Background: Epigenetic clocks, estimated via DNA methylation (DNAm), reflect individuals' biological aging in multiple tissues and are associated with age-related diseases, but their functional role in colorectal cancer (CRC), an age-associated disease, remains unconclusive. DNAm in tumor tissues exclusively exhibits cancerization with expansion of a stem cell pool, leading to the lowest DNAm age; this raises a question about its cancer predictability. Thus, the DNAm aging marker in pre-diagnostic peripheral blood leukocytes (PBLs) may provide key information on CRC etiology and prevention. We aim to examine pre-diagnostic epigenetic makers for aging in PBLs in association with CRC development and risk modification by lifestyles.

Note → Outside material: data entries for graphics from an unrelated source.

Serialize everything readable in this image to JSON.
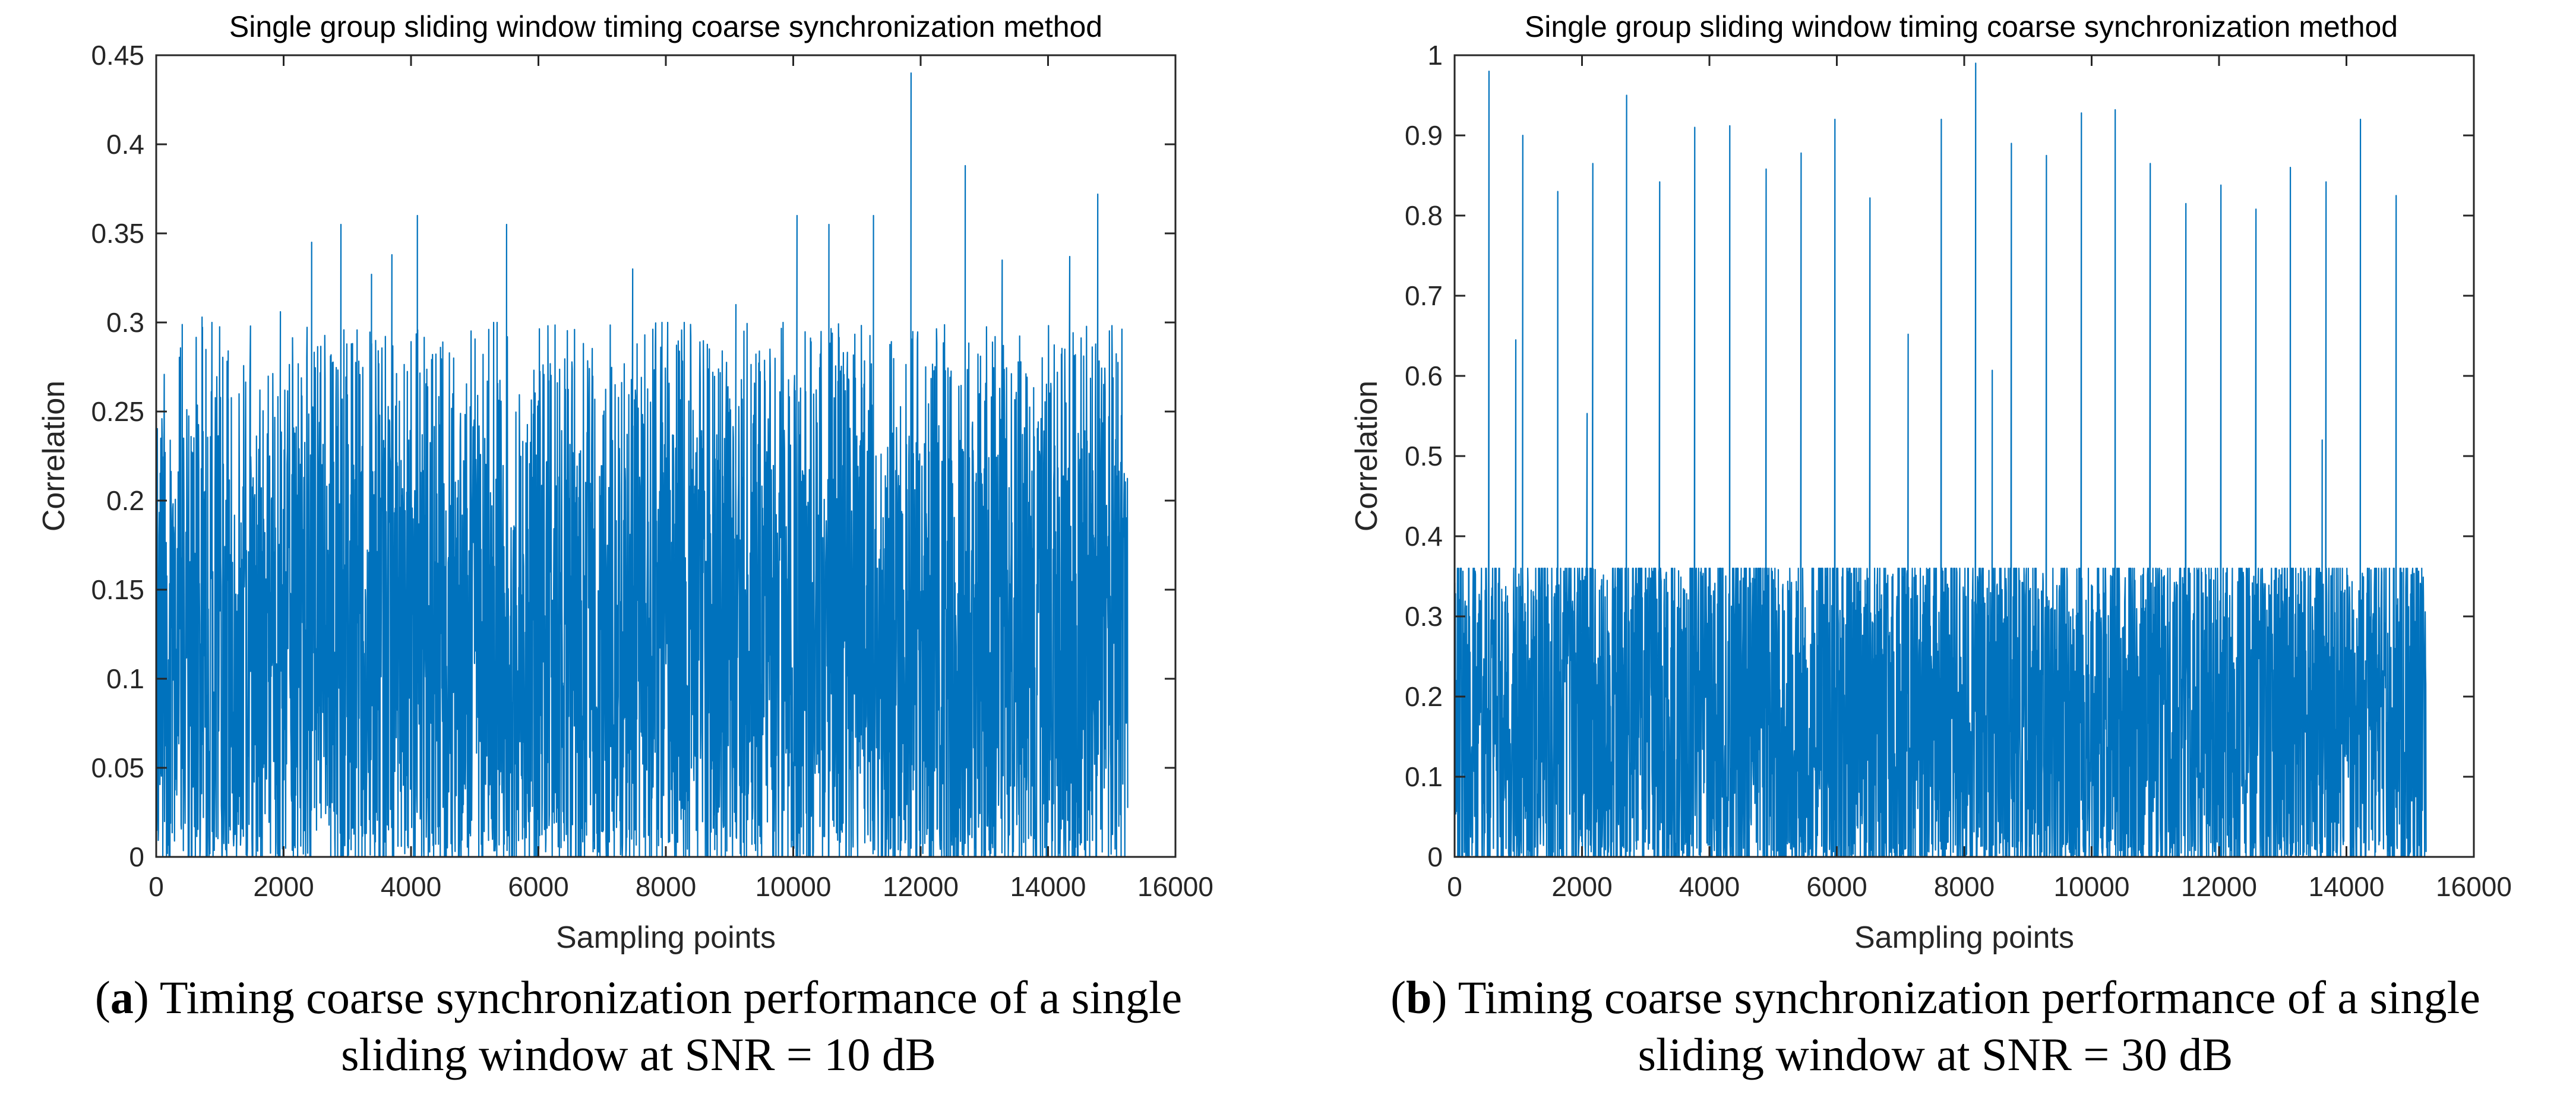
{
  "chart_data": [
    {
      "id": "a",
      "type": "line",
      "title": "Single group sliding window timing coarse synchronization method",
      "xlabel": "Sampling points",
      "ylabel": "Correlation",
      "xlim": [
        0,
        16000
      ],
      "ylim": [
        0,
        0.45
      ],
      "xticks": [
        0,
        2000,
        4000,
        6000,
        8000,
        10000,
        12000,
        14000,
        16000
      ],
      "yticks": [
        0,
        0.05,
        0.1,
        0.15,
        0.2,
        0.25,
        0.3,
        0.35,
        0.4,
        0.45
      ],
      "xtick_labels": [
        "0",
        "2000",
        "4000",
        "6000",
        "8000",
        "10000",
        "12000",
        "14000",
        "16000"
      ],
      "ytick_labels": [
        "0",
        "0.05",
        "0.1",
        "0.15",
        "0.2",
        "0.25",
        "0.3",
        "0.35",
        "0.4",
        "0.45"
      ],
      "series": [
        {
          "name": "Correlation",
          "color": "#0072BD",
          "x_end": 15250,
          "noise": {
            "mean": 0.125,
            "spread": 0.17,
            "min": 0.0,
            "max": 0.3
          },
          "peaks": [
            {
              "x": 140,
              "y": 0.227
            },
            {
              "x": 720,
              "y": 0.303
            },
            {
              "x": 1130,
              "y": 0.284
            },
            {
              "x": 1480,
              "y": 0.298
            },
            {
              "x": 1950,
              "y": 0.306
            },
            {
              "x": 2440,
              "y": 0.345
            },
            {
              "x": 2900,
              "y": 0.355
            },
            {
              "x": 3380,
              "y": 0.327
            },
            {
              "x": 3700,
              "y": 0.338
            },
            {
              "x": 4100,
              "y": 0.36
            },
            {
              "x": 5500,
              "y": 0.355
            },
            {
              "x": 7480,
              "y": 0.33
            },
            {
              "x": 9100,
              "y": 0.31
            },
            {
              "x": 10060,
              "y": 0.36
            },
            {
              "x": 10560,
              "y": 0.355
            },
            {
              "x": 11260,
              "y": 0.36
            },
            {
              "x": 11850,
              "y": 0.44
            },
            {
              "x": 12700,
              "y": 0.388
            },
            {
              "x": 13280,
              "y": 0.335
            },
            {
              "x": 14340,
              "y": 0.337
            },
            {
              "x": 14780,
              "y": 0.372
            }
          ]
        }
      ]
    },
    {
      "id": "b",
      "type": "line",
      "title": "Single group sliding window timing coarse synchronization method",
      "xlabel": "Sampling points",
      "ylabel": "Correlation",
      "xlim": [
        0,
        16000
      ],
      "ylim": [
        0,
        1
      ],
      "xticks": [
        0,
        2000,
        4000,
        6000,
        8000,
        10000,
        12000,
        14000,
        16000
      ],
      "yticks": [
        0,
        0.1,
        0.2,
        0.3,
        0.4,
        0.5,
        0.6,
        0.7,
        0.8,
        0.9,
        1
      ],
      "xtick_labels": [
        "0",
        "2000",
        "4000",
        "6000",
        "8000",
        "10000",
        "12000",
        "14000",
        "16000"
      ],
      "ytick_labels": [
        "0",
        "0.1",
        "0.2",
        "0.3",
        "0.4",
        "0.5",
        "0.6",
        "0.7",
        "0.8",
        "0.9",
        "1"
      ],
      "series": [
        {
          "name": "Correlation",
          "color": "#0072BD",
          "x_end": 15250,
          "noise": {
            "mean": 0.17,
            "spread": 0.3,
            "min": 0.0,
            "max": 0.36
          },
          "peaks": [
            {
              "x": 540,
              "y": 0.98
            },
            {
              "x": 1070,
              "y": 0.9
            },
            {
              "x": 1620,
              "y": 0.83
            },
            {
              "x": 2170,
              "y": 0.865
            },
            {
              "x": 2700,
              "y": 0.95
            },
            {
              "x": 3220,
              "y": 0.842
            },
            {
              "x": 3770,
              "y": 0.91
            },
            {
              "x": 4320,
              "y": 0.912
            },
            {
              "x": 4890,
              "y": 0.858
            },
            {
              "x": 5440,
              "y": 0.878
            },
            {
              "x": 5970,
              "y": 0.92
            },
            {
              "x": 6520,
              "y": 0.822
            },
            {
              "x": 7640,
              "y": 0.92
            },
            {
              "x": 8180,
              "y": 0.99
            },
            {
              "x": 8740,
              "y": 0.89
            },
            {
              "x": 9290,
              "y": 0.875
            },
            {
              "x": 9840,
              "y": 0.928
            },
            {
              "x": 10370,
              "y": 0.932
            },
            {
              "x": 10920,
              "y": 0.865
            },
            {
              "x": 11480,
              "y": 0.815
            },
            {
              "x": 12030,
              "y": 0.838
            },
            {
              "x": 12580,
              "y": 0.808
            },
            {
              "x": 13120,
              "y": 0.86
            },
            {
              "x": 13680,
              "y": 0.842
            },
            {
              "x": 14220,
              "y": 0.92
            },
            {
              "x": 14780,
              "y": 0.825
            },
            {
              "x": 7120,
              "y": 0.652
            },
            {
              "x": 960,
              "y": 0.645
            },
            {
              "x": 8440,
              "y": 0.607
            },
            {
              "x": 2080,
              "y": 0.553
            },
            {
              "x": 13620,
              "y": 0.52
            }
          ]
        }
      ]
    }
  ],
  "captions": {
    "a": {
      "letter": "a",
      "line1": ") Timing coarse synchronization performance of a single",
      "line2": "sliding window at SNR = 10 dB"
    },
    "b": {
      "letter": "b",
      "line1": ") Timing coarse synchronization performance of a single",
      "line2": "sliding window at SNR = 30 dB"
    }
  }
}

Methods: Using data from a large cohort study of white postmenopausal women, we examined biological aging status in PBLs via three well-established epigenetic clocks-Horvath's, Hannum's and Levine's-and prospectively evaluated CRC development in relation to the aging markers and risk modification by lifestyle factors.

Results: The epigenetic clocks strongly correlated with chronological age, and older DNAm age and age acceleration were significantly associated with increased risk for CRC. Women with bilateral oophorectomy before natural menopause had substantially higher risk for CRC development when they also had epigenetically accelerated aging phenotypes. Among women who maintained healthy dietary patterns, no apparently higher risk was found in those with accelerated aging compared with those with decelerated aging.

Conclusions: Our findings contribute to better understanding of the role of a pre-diagnostic epigenetic aging biomarker and its interplay with lifestyles in CRC carcinogenesis, informing risk stratification strategies for aged individuals.